Hopefully he can get us running the season out better this year than we have in the past, plus hopefully he’s got influence in ensuring we don’t play unfit guys.
So even if we don’t start on an even keel, if he can do these things this year it’s a good start
Whats facinating for me is that Ambrose has some competition out the front with Ham and Clarke. If Ham can become the next stanton offering options through the middle of the ground, it will help the teams overall work rate as they may not have to chase as much if we keep possession of the ball.
Really poor interview, but is a guy I’d like to listen to in an in depth 2-3 podcast format. Burgess clearly has allot of knowledge and experience and I bet stories to go with it.
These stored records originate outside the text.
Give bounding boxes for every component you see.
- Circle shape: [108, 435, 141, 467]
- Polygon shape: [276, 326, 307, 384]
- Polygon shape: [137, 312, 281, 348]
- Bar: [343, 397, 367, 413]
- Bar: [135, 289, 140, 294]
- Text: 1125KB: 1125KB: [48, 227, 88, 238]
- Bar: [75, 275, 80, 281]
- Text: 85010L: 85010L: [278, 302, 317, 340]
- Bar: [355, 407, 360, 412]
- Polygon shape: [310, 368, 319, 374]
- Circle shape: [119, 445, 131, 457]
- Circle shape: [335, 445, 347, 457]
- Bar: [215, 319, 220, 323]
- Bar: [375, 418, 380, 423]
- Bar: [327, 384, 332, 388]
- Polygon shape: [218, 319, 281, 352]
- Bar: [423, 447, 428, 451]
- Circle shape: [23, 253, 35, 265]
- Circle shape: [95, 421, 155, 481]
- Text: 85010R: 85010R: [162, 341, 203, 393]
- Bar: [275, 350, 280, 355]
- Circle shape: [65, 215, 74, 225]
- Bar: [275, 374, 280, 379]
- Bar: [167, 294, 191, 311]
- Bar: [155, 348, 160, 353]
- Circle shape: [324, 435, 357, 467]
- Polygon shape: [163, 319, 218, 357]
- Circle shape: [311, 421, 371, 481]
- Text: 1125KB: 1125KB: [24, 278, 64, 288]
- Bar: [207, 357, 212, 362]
There are some really good ones from Firas Zahabi who I think has a really interesting take on preparation. Essentially he runs it as a numbers game, the more hours he can train you the better, noting he has to do it psychologically as well.
So for him, soreness, injury prevention and maximising training time are priorities and he runs a much different program to most in that sector. Lots of short sharp sessions to build up to where you feel great and have a high heart rate then shuts it down, rest, do it again a few hours later. He talks about it in total training time so if in a 6 day week you do 1x3hr monster sessions per day that’s 18hr training, but being huge you would loose some to soreness or be poor training in some from fatigue thus reducing the quality.
He says he would rather do 3x1.5hr sessions per day giving you 27hrs training in the week. He says he can tailor session better to maximise impact, always have the athlete feeling great and loss pain and injury. He said it also allows him to focus on skills and technique better. He also says guys can build up to that and maintain it easily where as the monster sessions guys really struggle to keep up the pace.
He also noted that psychologically going to the well and knowing you can push yourself is a big part so you still have the monster sessions but they are limited for mental training not physical conditioning and skills training.
Honestly anything is better than the shape we were in last year. We looked a million miles off it in the pre-season games, were getting thrashed for k’s run all season and it never got better. We have talent on the list but working hard and running is a big downfall.